Genauso wenig ein Geburtsfehler ist, dass sich Bitcoin heute noch nicht wirklich als Zahlungsmittel für Alltagsgeschäfte eignet. Mit der Basis-Blockchain, die Dezentralität und Sicherheit priorisiert und der Geldfunktion der Wertaufbewahrung zuträglich ist, hat sich Bitcoin der modularen, also schichtweisen Skalierung verschrieben, so wie sich heute das Internet aus mehreren Ebenen zusammensetzt. Daher wird basierend auf der Basis-Blockchain gerade ein Zusatzprotokoll namens Lightning implementiert: Es ermöglicht sogenannte Off-Chain-Zahlungskanäle, über die Bitcoin in Form kryptografisch gesicherter Vollreserve-«Schuldscheine» beliebig oft, sofort und zu geringeren Transaktionsgebühren getauscht werden können. Das Lightning-Netzwerk schafft somit die Grundlage, Bitcoin auch als effizientes Zahlungsmittel zu verwenden.
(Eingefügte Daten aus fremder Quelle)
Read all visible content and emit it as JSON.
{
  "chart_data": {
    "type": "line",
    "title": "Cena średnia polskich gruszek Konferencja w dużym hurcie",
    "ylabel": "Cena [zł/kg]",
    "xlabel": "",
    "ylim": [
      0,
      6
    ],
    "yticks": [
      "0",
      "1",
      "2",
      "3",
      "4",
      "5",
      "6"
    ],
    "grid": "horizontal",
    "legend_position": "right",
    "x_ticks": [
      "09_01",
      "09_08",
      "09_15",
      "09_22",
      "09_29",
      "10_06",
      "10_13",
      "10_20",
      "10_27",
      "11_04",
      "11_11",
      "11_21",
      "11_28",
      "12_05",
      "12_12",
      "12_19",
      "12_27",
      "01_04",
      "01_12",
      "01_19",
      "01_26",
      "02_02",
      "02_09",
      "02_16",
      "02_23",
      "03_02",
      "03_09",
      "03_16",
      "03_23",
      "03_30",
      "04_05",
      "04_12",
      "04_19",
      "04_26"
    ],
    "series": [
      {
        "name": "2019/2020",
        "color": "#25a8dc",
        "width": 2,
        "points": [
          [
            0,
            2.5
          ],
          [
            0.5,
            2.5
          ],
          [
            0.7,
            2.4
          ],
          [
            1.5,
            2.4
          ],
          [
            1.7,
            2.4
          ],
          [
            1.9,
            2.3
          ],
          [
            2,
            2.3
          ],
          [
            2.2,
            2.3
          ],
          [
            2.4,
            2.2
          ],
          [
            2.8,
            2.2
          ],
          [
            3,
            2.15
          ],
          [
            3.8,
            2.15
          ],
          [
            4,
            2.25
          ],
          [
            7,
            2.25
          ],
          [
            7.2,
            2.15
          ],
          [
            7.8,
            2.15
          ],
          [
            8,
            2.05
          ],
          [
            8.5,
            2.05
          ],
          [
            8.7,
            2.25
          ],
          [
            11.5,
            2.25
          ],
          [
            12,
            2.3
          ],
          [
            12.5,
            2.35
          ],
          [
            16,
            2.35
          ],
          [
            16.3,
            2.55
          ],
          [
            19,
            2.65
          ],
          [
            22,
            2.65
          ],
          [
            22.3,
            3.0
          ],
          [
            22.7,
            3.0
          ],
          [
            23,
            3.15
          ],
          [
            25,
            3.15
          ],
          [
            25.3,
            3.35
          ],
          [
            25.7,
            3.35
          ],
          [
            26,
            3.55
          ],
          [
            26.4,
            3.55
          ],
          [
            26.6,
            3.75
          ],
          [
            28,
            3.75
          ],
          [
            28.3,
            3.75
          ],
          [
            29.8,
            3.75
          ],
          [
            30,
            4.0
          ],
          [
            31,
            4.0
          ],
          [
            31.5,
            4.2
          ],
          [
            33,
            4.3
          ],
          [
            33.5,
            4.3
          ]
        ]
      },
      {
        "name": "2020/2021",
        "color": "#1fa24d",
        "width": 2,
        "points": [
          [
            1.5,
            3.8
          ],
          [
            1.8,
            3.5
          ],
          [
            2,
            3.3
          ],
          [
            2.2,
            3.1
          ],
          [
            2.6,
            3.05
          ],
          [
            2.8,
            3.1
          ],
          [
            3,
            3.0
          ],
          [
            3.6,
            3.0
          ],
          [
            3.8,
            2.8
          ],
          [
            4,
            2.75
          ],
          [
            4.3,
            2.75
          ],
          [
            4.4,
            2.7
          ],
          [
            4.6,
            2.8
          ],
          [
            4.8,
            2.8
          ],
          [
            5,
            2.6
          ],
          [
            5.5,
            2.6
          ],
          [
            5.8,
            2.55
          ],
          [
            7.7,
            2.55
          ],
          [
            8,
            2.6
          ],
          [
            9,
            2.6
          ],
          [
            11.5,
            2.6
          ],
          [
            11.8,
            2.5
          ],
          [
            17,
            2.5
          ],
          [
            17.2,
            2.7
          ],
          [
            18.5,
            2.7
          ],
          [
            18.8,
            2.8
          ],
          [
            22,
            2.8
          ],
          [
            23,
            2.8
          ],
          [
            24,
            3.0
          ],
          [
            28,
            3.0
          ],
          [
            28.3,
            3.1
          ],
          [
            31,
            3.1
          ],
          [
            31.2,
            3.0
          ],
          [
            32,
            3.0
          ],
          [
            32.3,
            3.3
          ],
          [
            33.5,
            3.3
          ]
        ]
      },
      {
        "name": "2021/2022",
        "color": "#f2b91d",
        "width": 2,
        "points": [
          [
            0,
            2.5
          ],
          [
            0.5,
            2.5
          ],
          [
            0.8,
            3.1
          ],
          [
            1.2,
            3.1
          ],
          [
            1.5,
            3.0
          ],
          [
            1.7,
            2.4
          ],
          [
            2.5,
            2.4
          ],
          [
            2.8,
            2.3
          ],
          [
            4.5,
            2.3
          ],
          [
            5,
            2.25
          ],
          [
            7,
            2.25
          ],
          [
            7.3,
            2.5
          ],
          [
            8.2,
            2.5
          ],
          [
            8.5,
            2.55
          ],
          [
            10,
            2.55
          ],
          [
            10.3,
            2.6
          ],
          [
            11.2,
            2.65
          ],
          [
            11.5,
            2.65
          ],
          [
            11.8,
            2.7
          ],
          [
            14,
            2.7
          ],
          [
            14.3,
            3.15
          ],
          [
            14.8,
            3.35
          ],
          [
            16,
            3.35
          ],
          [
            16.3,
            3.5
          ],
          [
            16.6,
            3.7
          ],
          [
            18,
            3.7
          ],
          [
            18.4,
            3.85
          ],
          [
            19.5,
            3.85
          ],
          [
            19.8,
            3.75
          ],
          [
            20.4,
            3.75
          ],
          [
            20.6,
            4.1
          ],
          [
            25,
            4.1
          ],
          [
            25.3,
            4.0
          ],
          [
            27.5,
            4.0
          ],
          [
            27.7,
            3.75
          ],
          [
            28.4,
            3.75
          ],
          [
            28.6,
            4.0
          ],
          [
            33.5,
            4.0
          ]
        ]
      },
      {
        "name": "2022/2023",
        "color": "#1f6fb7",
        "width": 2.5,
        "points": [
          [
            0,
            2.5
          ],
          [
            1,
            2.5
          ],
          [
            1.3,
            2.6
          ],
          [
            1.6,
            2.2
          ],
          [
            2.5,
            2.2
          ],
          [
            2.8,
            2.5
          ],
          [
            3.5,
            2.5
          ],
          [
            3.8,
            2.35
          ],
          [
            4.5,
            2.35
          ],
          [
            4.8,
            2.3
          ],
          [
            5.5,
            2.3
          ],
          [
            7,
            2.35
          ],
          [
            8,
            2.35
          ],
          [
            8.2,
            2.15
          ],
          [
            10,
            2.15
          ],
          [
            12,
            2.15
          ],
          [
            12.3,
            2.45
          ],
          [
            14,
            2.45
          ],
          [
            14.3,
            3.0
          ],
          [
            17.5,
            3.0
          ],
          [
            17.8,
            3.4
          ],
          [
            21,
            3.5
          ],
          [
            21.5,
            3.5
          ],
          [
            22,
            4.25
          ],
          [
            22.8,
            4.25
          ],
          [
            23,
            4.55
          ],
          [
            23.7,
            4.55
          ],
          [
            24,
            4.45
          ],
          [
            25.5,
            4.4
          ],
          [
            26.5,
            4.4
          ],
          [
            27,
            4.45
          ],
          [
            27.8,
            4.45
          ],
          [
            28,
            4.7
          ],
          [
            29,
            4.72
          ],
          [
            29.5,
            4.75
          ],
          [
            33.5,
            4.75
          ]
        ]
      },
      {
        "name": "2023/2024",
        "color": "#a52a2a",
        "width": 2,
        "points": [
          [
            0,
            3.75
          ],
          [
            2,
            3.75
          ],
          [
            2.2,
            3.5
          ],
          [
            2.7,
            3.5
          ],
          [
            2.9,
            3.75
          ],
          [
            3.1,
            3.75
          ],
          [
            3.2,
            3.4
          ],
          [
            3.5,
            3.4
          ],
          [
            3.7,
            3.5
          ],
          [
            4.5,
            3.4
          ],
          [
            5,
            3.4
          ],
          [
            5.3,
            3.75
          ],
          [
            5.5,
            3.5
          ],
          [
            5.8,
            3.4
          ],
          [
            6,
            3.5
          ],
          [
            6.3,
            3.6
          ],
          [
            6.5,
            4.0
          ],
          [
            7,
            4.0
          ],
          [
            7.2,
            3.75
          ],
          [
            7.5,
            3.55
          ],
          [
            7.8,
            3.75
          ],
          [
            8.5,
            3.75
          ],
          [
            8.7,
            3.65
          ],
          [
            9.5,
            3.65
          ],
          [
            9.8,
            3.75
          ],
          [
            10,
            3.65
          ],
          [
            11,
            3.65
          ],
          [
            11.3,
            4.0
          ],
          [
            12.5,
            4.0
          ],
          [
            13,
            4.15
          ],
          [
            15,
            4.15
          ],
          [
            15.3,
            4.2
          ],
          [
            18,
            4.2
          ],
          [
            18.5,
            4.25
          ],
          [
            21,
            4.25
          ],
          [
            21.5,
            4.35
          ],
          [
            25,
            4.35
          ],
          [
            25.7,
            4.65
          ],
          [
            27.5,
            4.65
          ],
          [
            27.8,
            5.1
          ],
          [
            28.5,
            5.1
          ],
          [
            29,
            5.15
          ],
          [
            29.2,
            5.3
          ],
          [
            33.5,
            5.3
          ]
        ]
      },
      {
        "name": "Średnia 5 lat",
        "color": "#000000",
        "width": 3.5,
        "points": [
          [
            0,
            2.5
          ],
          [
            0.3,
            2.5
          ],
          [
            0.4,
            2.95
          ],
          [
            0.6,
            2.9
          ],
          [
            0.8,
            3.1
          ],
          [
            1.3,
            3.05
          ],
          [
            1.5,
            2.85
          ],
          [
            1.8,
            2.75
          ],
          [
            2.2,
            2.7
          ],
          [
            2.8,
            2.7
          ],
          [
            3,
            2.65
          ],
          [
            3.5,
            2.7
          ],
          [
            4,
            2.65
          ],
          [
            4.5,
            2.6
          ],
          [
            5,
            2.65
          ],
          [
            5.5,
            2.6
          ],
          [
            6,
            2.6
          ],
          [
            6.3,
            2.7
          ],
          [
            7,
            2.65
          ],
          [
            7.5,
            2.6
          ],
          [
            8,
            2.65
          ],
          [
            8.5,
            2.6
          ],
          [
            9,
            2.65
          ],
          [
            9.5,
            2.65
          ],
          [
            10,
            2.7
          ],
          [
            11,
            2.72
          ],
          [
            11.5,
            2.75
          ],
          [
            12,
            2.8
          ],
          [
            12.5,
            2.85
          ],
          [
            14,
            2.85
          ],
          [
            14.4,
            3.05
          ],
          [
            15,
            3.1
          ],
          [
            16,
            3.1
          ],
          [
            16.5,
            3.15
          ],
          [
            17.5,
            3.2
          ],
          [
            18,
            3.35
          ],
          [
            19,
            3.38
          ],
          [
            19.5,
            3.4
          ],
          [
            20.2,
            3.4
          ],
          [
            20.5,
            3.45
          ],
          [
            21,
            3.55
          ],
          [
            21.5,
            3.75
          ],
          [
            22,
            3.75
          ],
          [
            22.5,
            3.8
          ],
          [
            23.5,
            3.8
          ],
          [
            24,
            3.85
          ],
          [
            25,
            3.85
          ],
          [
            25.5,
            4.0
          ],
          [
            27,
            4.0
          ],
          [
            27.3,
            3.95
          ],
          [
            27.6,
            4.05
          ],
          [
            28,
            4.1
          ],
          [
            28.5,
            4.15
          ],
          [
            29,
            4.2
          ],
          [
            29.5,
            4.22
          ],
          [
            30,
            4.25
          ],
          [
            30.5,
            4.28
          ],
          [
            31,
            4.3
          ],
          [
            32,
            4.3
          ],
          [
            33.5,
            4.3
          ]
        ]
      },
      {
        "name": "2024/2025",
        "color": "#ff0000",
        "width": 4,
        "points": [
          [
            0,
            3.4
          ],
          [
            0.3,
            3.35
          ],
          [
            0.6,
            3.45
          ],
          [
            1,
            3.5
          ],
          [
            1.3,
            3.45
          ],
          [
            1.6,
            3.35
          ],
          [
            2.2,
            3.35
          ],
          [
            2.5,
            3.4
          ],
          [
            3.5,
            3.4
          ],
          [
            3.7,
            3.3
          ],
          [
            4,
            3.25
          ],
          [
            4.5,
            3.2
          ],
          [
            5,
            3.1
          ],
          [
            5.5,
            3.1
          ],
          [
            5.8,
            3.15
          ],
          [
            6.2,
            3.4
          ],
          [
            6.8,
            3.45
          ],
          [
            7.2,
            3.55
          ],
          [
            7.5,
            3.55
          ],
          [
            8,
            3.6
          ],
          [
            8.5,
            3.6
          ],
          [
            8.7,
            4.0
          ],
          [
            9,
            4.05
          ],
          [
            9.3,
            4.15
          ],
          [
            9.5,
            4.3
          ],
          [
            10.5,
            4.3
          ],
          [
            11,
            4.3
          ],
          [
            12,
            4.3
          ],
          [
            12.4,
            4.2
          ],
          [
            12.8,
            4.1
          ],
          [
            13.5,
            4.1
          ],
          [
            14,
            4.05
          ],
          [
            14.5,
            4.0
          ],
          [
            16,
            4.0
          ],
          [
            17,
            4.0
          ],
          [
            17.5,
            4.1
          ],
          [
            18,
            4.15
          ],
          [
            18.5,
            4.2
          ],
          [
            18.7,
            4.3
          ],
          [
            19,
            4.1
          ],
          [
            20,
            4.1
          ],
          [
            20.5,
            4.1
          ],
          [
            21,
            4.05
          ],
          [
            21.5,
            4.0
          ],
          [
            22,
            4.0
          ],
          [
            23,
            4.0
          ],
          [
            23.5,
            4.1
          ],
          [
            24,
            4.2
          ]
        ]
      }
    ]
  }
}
Zugegeben: Als aufstrebendes Gesamtnetzwerk ähnelt Bitcoin noch allzu sehr einer chaotisch-turbulenten Baustelle. Unfälle sind an der Tagesordnung, optimale Lösungen noch nicht gefunden. Dessen ungeachtet wenden immer mehr Menschen ihre Zeit auf, um das Netzwerk in seiner Gesamtheit voranzutreiben. Die etablierten Strukturen dagegen wirken wie ein in die Jahre gekommenes Palais. Noch ist der Glanz der Fassade nicht verblasst und zeugt von altem Ruhm. Doch ist das Fundament fragiler als gemeinhin gedacht. Misstrauen und Argwohn nehmen stetig zu und nähren eine Alternative, die Geld nicht mehr länger vom Vertrauen in eine Nationalbank und ihr rechtlich-institutionell-politisches Gerüst abhängig macht, sondern von Mathematik und Kryptografie: Bitcoin.